Par un mémoire en défense, enregistré le 12 avril 2021, le ministre de l'intérieur conclut au rejet de la requête.
Il soutient qu'aucun des moyens soulevés par M. D... n'est fondé.
Par une décision n° 2021/006010 du 25 mars 2021, le président de la section du bureau d'aide juridictionnelle près le tribunal judiciaire de Nantes (section administrative) a accordé à M. D... le bénéfice de l'aide juridictionnelle partielle et a fixé à 25% la part contributive de l'Etat.
Vu les autres pièces du dossier.
Vu :
- la convention européenne de sauvegarde des droits de l'homme et des libertés fondamentales ;
- le code civil ;
- la loi n° 72-964 du 25 octobre 1972 ;
- la loi n° 91-647 du 10 juillet 1991 ;
- le décret n° 2005-850 du 27 juillet 2005 ;
- le code de justice administrative.
Les parties ont été régulièrement averties du jour de l'audience.
Ont été entendus au cours de l'audience publique :
- le rapport de M. Frank,
- et les conclusions de M. Mas, rapporteur public.
Considérant ce qui suit :
1. A l'occasion de sa demande de naturalisation, M. E... D... a, sur le fondement de l'article 1er de la loi du 25 octobre 1972, demandé à changer son nom en " A... ". Cette demande a été rejetée par une décision du ministre de l'intérieur du 14 avril 2018. Par jugement du 22 décembre 2020, le tribunal administratif de Nantes a rejeté la demande de M. E... D... tendant à l'annulation de cette décision du ministre de l'intérieur du 14 avril 2018. M. D... relève appel de ce jugement.
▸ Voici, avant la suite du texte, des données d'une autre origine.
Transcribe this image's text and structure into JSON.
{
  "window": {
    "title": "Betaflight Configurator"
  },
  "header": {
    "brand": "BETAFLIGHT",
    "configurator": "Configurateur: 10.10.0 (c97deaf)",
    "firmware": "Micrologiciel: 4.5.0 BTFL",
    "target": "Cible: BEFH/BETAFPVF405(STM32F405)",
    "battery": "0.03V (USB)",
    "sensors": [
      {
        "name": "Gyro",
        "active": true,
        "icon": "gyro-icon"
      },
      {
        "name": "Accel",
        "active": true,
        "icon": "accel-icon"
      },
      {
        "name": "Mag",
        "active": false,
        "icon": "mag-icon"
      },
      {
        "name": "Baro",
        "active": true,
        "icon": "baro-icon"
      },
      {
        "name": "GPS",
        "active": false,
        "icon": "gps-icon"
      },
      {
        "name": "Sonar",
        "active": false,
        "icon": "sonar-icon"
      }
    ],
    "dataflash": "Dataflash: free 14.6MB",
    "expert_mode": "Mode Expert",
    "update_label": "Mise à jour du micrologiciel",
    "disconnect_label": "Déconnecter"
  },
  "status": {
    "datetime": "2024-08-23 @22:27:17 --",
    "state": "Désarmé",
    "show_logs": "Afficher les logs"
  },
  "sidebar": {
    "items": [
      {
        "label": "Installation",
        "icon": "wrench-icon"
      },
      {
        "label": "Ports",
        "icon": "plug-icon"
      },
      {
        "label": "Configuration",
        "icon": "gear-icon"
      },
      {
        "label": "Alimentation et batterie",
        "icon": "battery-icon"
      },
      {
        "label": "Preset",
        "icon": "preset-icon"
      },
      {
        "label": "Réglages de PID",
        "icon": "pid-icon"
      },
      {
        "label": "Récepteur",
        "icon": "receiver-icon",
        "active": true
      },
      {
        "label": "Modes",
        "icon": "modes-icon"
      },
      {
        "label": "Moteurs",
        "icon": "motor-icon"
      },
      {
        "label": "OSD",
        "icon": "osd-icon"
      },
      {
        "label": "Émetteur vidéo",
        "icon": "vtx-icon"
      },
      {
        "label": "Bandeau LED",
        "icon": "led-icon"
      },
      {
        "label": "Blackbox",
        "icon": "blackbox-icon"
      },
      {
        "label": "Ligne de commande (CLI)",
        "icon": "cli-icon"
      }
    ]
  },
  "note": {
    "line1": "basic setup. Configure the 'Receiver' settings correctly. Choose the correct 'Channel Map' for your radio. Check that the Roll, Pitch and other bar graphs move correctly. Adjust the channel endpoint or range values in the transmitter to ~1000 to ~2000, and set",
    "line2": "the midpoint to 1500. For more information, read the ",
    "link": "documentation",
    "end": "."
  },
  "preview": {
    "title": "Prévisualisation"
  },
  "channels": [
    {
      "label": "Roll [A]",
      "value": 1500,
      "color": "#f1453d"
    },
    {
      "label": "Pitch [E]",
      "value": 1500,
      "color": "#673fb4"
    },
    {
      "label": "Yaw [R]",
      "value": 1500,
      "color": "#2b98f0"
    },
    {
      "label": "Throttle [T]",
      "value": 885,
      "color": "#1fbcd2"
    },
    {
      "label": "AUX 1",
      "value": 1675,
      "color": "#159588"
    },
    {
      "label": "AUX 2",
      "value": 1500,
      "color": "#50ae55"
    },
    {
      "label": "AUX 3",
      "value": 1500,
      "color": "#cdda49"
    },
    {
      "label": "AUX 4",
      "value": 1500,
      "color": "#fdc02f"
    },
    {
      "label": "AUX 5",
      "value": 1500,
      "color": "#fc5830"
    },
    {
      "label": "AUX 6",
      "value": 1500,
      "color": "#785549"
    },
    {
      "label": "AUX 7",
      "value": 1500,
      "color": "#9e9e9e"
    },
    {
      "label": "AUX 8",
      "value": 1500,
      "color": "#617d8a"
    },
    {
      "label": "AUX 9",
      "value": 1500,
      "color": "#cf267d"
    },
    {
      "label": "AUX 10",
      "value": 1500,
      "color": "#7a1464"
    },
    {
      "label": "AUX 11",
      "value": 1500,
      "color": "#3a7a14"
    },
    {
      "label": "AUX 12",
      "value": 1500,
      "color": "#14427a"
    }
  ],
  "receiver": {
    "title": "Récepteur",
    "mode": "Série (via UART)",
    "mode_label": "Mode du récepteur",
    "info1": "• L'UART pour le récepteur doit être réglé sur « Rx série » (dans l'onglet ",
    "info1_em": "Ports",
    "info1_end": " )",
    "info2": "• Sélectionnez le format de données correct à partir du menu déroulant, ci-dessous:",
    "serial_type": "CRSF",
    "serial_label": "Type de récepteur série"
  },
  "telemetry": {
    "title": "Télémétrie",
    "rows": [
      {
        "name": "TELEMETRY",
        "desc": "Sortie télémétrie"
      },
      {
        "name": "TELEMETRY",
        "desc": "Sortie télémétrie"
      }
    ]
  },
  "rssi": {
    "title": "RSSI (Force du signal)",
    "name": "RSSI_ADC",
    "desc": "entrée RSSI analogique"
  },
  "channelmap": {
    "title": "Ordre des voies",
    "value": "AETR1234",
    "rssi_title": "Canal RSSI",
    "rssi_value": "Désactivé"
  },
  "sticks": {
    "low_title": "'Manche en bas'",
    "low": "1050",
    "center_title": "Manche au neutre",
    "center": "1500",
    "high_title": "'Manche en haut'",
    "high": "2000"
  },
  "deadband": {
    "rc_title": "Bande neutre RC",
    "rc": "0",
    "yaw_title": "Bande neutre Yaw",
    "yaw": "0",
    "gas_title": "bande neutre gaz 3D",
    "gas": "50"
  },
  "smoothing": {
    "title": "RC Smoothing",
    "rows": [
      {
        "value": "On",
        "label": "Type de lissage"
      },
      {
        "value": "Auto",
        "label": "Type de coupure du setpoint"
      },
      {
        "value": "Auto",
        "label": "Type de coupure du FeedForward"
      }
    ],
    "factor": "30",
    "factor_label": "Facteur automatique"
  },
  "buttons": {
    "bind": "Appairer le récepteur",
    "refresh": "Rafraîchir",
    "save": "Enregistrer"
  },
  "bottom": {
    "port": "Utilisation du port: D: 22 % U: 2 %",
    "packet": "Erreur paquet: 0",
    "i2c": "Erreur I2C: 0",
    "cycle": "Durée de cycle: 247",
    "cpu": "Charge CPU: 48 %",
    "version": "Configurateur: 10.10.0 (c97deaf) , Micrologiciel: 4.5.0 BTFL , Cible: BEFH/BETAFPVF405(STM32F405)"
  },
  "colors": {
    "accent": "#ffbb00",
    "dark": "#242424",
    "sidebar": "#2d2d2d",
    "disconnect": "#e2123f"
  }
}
2. En premier lieu, aux termes de l'article 1er de la loi du 25 octobre 1972 relative à la francisation des noms et prénoms des personnes qui acquièrent, recouvrent ou se font reconnaître la nationalité française : " Toute personne qui acquiert ou recouvre la nationalité française peut demander la francisation de son nom seul, de son nom et de ses prénoms ou de l'un d'eux, lorsque leur apparence, leur consonance ou leur caractère étranger peut gêner son intégration dans la communauté française ". Aux termes de son article 2 : " La francisation d'un nom consiste soit dans la traduction en langue française de son nom, soit dans la modification nécessaire pour faire perdre à ce nom son apparence, sa consonance ou son caractère étranger. / Cette modification peut consister également dans la reprise du nom que des personnes réintégrées dans la nationalité française avaient perdu par décision d'un Etat étranger ou dans la reprise du nom porté par un ascendant français. / (...) ". Selon l'article 8 de la même loi : " la demande de francisation de nom peut être présentée lors de la demande de naturalisation ou de réintégration ou lors de la déclaration d'acquisition de la nationalité française ou de réintégration et qu'elle peut l'être également dans le délai d'un an suivant l'acquisition de la nationalité française ou la réintégration dans cette nationalité ".
3. Il ressort des pièces du dossier que, pour rejeter la demande de francisation du nom du requérant, le ministre de l'intérieur s'est fondé sur le motif tiré de ce que le nom " A... " était trop éloigné de la structure de son nom actuel.
4. Si M. D... se prévaut de ce que le nom " A... " correspond à celui de son grand-père paternel, il n'établit pas la réalité de cette filiation, en dépit de ce qu'un " M. A... " aurait résidé et travaillé au Burkina Faso lors de la naissance du père du requérant et des démarches entreprises par ce dernier en vue d'établir son propre lien de filiation avec M. A.... Par ailleurs, les résultats des tests génétiques présentés par M. D..., s'ils tendent à démontrer une ligne paternelle " issue de l'Europe du Nord-Ouest ", ne sont pas de nature à justifier de ce lien familial avec M. A.... Enfin, si la transformation du nom " D... " en " A... " lui fait perdre son apparence, sa consonance ou son caractère étranger, elle ne peut être regardée, au sens des dispositions citées au point 2, comme étant une " modification nécessaire " pour ce faire, compte tenu de l'éloignement entre les deux noms.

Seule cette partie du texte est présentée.